The second pair: a couple of images taken from Moon in the mission of Apollo 17 [NASA PHOTO AS17-159-23923, NASA PHOTO AS17-159-23924)

Fig. 41
figure 41

The second pair. a Correct matched pairs extracted; b mismatched pairs rectified

5.3 Consuming time

Processing time of proposed approach will be discussed in this section, the environment of experiment is under MATLAB 2013a, and the operating system is Windows 7. In the Sect. 5.1. As we know that real-time requirement is actually a curtail factor that may decide whether the mission can be achieved successfully in the program of navigation, especially in the autonomous navigation. However, at present, the proposed method suffers the problem of real-time requirement. The average consuming time by the proposed method is about 28–40 s, but the average consuming time by SIFT is about 10–21 s. Therefore, how to reduce the consuming time efficiently can be seen as a mission in the future’s work. We found the step of calculation distance between different shadow areas in the process of processed approach occupied nearly 60% of consuming time, which can be reduced by using K-d tree (Bentley 1975), or making movement estimation in the process of planetary landing, then for each shadow area, just calculate the distance with the areas that may around it.

6 Conclusion

An approach for shadow areas robust matching was proposed for visual automation navigation in planetary landing.
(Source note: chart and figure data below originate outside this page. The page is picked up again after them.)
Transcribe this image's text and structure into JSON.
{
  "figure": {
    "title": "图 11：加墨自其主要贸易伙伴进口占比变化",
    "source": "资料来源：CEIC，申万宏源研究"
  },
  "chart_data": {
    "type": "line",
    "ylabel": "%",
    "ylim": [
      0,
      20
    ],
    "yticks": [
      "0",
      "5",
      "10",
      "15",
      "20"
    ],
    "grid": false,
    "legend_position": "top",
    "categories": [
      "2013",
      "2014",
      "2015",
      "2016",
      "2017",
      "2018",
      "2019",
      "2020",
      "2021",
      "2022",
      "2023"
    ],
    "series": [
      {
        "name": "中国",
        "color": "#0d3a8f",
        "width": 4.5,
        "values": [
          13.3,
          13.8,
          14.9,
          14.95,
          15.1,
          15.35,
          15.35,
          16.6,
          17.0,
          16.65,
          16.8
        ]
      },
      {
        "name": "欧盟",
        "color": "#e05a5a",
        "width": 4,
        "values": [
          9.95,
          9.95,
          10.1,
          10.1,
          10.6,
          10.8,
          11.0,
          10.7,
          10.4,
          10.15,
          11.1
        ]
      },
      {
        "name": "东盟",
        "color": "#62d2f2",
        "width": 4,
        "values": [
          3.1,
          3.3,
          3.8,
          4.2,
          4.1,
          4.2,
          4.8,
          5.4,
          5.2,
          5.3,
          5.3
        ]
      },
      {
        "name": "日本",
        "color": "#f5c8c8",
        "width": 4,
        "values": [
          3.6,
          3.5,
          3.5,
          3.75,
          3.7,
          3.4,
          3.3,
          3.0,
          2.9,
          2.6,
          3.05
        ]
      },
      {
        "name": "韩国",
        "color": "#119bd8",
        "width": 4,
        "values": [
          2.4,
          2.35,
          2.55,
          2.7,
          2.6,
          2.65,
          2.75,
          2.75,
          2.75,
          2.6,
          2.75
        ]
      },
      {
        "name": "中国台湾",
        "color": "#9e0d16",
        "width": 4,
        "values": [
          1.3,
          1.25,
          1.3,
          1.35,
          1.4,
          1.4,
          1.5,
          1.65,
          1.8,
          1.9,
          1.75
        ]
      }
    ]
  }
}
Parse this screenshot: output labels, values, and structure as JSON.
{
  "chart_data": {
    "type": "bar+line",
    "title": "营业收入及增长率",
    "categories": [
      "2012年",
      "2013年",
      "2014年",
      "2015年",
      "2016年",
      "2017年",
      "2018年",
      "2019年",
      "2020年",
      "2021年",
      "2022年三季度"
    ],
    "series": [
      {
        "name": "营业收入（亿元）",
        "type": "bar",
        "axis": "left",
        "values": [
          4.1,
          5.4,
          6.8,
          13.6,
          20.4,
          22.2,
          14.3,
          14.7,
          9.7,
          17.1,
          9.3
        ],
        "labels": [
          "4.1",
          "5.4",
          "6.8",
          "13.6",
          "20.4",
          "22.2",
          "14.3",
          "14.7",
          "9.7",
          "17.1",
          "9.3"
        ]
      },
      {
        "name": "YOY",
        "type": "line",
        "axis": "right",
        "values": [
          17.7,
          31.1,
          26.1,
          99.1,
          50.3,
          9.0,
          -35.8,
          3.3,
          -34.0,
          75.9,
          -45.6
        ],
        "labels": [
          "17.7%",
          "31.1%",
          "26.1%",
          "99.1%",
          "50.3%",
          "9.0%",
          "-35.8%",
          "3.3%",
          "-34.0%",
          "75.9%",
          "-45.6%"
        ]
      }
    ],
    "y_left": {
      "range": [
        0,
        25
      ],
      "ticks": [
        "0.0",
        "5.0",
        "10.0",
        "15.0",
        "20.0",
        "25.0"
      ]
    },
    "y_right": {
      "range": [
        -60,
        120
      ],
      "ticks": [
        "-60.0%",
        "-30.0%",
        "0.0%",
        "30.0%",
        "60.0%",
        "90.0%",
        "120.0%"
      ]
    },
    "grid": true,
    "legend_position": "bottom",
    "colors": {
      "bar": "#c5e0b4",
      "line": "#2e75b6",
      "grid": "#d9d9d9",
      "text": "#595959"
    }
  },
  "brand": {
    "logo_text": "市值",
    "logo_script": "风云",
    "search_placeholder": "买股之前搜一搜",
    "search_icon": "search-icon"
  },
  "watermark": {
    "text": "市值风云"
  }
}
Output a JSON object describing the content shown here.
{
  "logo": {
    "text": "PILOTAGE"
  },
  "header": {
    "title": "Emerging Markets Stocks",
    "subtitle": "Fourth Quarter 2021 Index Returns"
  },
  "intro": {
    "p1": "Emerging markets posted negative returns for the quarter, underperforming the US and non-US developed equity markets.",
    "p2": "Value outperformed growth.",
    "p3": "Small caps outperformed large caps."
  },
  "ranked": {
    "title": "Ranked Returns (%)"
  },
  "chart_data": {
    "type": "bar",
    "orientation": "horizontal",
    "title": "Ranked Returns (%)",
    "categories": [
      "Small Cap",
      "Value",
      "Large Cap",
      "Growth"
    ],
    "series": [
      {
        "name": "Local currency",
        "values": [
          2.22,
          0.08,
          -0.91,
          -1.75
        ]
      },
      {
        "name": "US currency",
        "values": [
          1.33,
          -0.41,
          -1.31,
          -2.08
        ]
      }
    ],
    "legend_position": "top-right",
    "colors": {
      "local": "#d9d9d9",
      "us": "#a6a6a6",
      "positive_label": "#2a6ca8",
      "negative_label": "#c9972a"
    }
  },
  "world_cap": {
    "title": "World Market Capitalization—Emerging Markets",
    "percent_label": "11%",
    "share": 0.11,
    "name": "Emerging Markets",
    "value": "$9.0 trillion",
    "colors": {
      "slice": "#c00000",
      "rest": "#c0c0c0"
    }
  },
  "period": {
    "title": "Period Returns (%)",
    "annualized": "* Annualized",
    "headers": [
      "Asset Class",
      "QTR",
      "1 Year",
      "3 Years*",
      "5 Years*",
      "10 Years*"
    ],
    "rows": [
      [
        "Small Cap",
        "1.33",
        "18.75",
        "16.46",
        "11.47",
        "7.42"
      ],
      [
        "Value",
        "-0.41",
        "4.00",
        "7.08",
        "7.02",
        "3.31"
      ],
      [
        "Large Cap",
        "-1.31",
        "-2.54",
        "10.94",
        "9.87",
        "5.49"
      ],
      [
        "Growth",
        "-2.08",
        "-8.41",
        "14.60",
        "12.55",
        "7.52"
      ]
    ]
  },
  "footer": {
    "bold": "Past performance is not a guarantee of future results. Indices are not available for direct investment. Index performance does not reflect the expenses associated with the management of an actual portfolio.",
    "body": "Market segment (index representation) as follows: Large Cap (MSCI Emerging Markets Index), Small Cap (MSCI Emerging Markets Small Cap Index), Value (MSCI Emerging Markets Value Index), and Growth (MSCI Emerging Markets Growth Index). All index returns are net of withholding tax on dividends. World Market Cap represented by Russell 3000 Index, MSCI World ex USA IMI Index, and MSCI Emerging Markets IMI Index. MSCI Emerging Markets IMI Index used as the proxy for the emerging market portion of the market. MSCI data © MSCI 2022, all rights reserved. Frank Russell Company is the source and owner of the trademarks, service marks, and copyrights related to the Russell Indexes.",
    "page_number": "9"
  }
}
Firstly, shadow areas extraction with stable shape based on MSER is introduced in the second section. Secondly, the normalization of shadow areas was introduced in the third section. For better describing the features of normalized shadow areas, a new descriptor named “MA-SIFT” was proposed in this paper, and then compare the descriptor with SIFT and GLOH, we found that the performance of MA-SIFT was better. Thirdly, SKINNER-RANSAC, which is proposed from RANSAC to eliminate the mismatched pairs, and followed by a method of mismatched pairs ‘rectification. Fourthly, several experiments were conducted to compare with SIFT, number of the shadow areas detected is less than the number of feature points detected by SIFT, however, proposed approach has better performance on correct matching rate. At last, images that were taken by cameras with wide FOV were conducted here, the result showed that the proposed method not only can be applied in the images with narrow FOV, but also can be used in the images with wide FOV. However, future work are still needed to be done, they can be concluded as follows:

  1. 1.

    The number of the shadow areas detected is less than the number of feature points detected by SIFT, if the terrain is simple, with no craters, rocks and mountainous, that will not suitable to apply the proposed approach.

  2. 2.

    Time consuming of the approach doesn’t meet with the requirement of real-time.

  3. 3.

    Shadow areas extraction by MSER causes the overlapping among some areas, which may bring the redundant data that cause the waste of time consuming.